O vídeo obviamente foi um grande sucesso e o rapaz obviamente se prontificou a retornar, obrigando Sávio a intensificar seu espetáculo. Enquanto folheava o livro de ocultismo pra memorizar alguns cânticos ou palavras, percebeu a luz do banheiro acender sozinha. Provavelmente era algum problema na fiação ou na lâmpada, pensou ele prontamente. Achou uns salmos em sânscrito e recitou em voz alta, sem saber o que significavam, mas a sonoridade era bacana e ele só precisava repeti-los em uma tonalidade mais grave. Escreveu num caderno para memorizar, apagou as luzes e foi dormir. Pelo menos essa era a sua intenção, pois durante a madrugada foi acordado por barulho de passos no corredor. Por diversas vezes se levantou e não encontrou ninguém na casa. Mas não se abalou.  

Na noite seguinte resolveu ignorar os barulhos e conseguiu dormir, mas teve pesadelos terríveis, além da sensação de ter alguém cochichando coisas ininteligíveis no seu ouvido. Decidiu que estava pensando demais naquela intenção de assustar e todas aquelas ideias estavam mexendo com a sua cabeça. Resolveu deixar quieto por um tempo e se concentrar na faculdade.  

Os dias foram passando e os fenômenos foram ficando mais estranhos. Alguns cômodos pareciam mais frios que outros, portas batendo, luzes se acendendo sozinhas e os barulhos de passos durante a madrugada. Cético que era, se recusou a pensar em qualquer alternativa que não pudesse ser racionalizada e resolveu simplesmente conviver com isso. Era vento, vizinho, fiação, qualquer coisa. Não iria cogitar nada fantástico ou extraordinário.  


Estava determinado. Tanto que resolveu prosseguir com o seu projeto de memorizar as palavras do livro. E para isso as proferiu em voz alta repetidas vezes, cada vez mais alto. De repente todas as luzes da casa se apagaram ao mesmo tempo. Sávio caminhou no escuro procurando por velas ou a chave para ligar a energia de volta quando ouviu as mesmas palavras, agora ditas por uma voz gutural e soturna, que obviamente não era a sua. Nesse momento ele ficou preocupado, mas mesmo assim achou que havia um assaltante em sua casa. Resolveu gritar com voz ameaçadora: 

_ Eu estou armado e vou chamar a polícia! 

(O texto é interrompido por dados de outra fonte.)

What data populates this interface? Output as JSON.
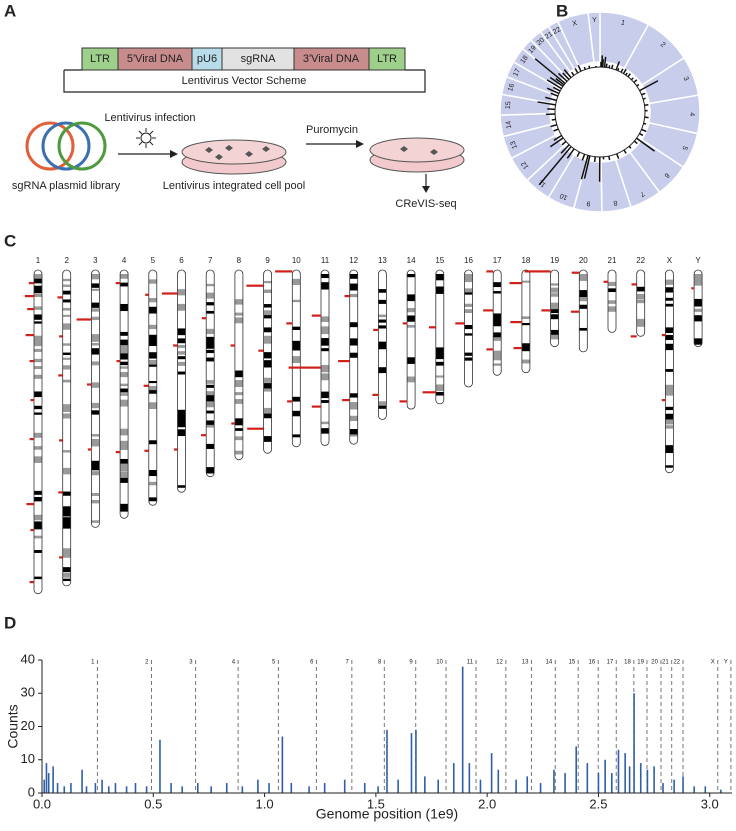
{
  "panels": [
    "A",
    "B",
    "C",
    "D"
  ],
  "scheme": {
    "elements": [
      "LTR",
      "5'Viral DNA",
      "pU6",
      "sgRNA",
      "3'Viral DNA",
      "LTR"
    ],
    "caption": "Lentivirus Vector Scheme",
    "infection": "Lentivirus infection",
    "library": "sgRNA plasmid library",
    "pool": "Lentivirus integrated cell pool",
    "selection": "Puromycin",
    "readout": "CReVIS-seq"
  },
  "chart_data": {
    "type": "bar",
    "xlabel": "Genome position (1e9)",
    "ylabel": "Counts",
    "color": "#2f5fa8",
    "xlim": [
      0,
      3.1
    ],
    "xticks": [
      {
        "value": 0,
        "label": "0.0"
      },
      0.5,
      {
        "value": 1,
        "label": "1.0"
      },
      1.5,
      {
        "value": 2,
        "label": "2.0"
      },
      2.5,
      {
        "value": 3,
        "label": "3.0"
      }
    ],
    "ylim": [
      0,
      40
    ],
    "yticks": [
      0,
      10,
      20,
      30,
      40
    ],
    "chromosome_labels": [
      "1",
      "2",
      "3",
      "4",
      "5",
      "6",
      "7",
      "8",
      "9",
      "10",
      "11",
      "12",
      "13",
      "14",
      "15",
      "16",
      "17",
      "18",
      "19",
      "20",
      "21",
      "22",
      "X",
      "Y"
    ],
    "chromosome_ends": [
      0.249,
      0.492,
      0.69,
      0.881,
      1.062,
      1.233,
      1.392,
      1.538,
      1.679,
      1.815,
      1.95,
      2.084,
      2.199,
      2.306,
      2.409,
      2.499,
      2.58,
      2.659,
      2.718,
      2.781,
      2.829,
      2.88,
      3.036,
      3.095
    ],
    "x": [
      0.01,
      0.02,
      0.03,
      0.05,
      0.07,
      0.1,
      0.13,
      0.18,
      0.2,
      0.24,
      0.27,
      0.3,
      0.33,
      0.38,
      0.42,
      0.47,
      0.53,
      0.58,
      0.63,
      0.7,
      0.76,
      0.83,
      0.9,
      0.97,
      1.02,
      1.08,
      1.12,
      1.2,
      1.27,
      1.36,
      1.45,
      1.51,
      1.55,
      1.6,
      1.66,
      1.68,
      1.72,
      1.78,
      1.85,
      1.89,
      1.92,
      1.97,
      2.02,
      2.05,
      2.13,
      2.18,
      2.24,
      2.3,
      2.35,
      2.4,
      2.45,
      2.5,
      2.53,
      2.56,
      2.59,
      2.62,
      2.64,
      2.66,
      2.69,
      2.72,
      2.75,
      2.79,
      2.84,
      2.88,
      2.93,
      2.98,
      3.05
    ],
    "values": [
      4,
      9,
      6,
      8,
      3,
      2,
      3,
      7,
      2,
      3,
      4,
      2,
      3,
      2,
      3,
      2,
      16,
      3,
      2,
      3,
      2,
      3,
      2,
      4,
      3,
      17,
      3,
      2,
      3,
      4,
      3,
      2,
      19,
      4,
      18,
      19,
      5,
      4,
      9,
      38,
      9,
      4,
      12,
      7,
      4,
      5,
      3,
      7,
      6,
      14,
      9,
      6,
      10,
      6,
      13,
      12,
      8,
      30,
      9,
      7,
      8,
      3,
      4,
      5,
      2,
      2,
      1
    ]
  }
}
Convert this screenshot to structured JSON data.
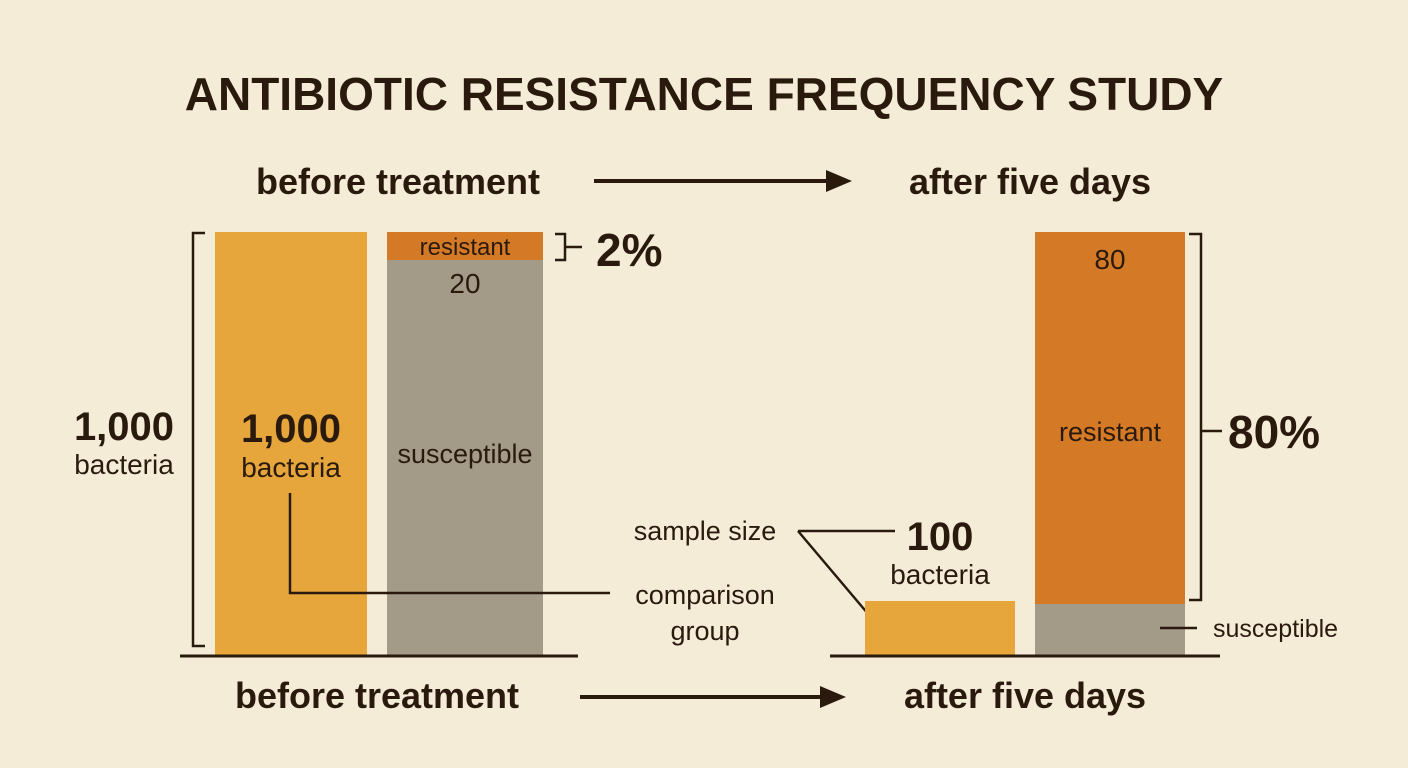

A voz gutural soltou uma gargalhada e começou a falar um monte de coisas ininteligíveis, que o deixaram ainda mais apreensivo. Seus olhos começaram a se acostumar com a escuridão e ele finalmente percebeu uma silhueta enorme em sua sala que começou a caminhar em sua direção. Sávio sentiu suas pernas presas ao chão. Estava indefeso, imóvel. Percebeu aquele sentimento tão familiar em sua infância. Estava com medo novamente, depois de muito tempo. 

A polícia encontrou o seu cadáver na manhã seguinte, sentado no chão, abraçando as pernas com os olhos completamente negros e arregalados, além da boca arreganhada numa expressão de pavor que intrigou todos os legistas que o inspecionaram. O fato é que ele finalmente foi alcançado e consumido por aquilo que o acompanhava desde a infância, causando admiração e repulsa ao mesmo tempo.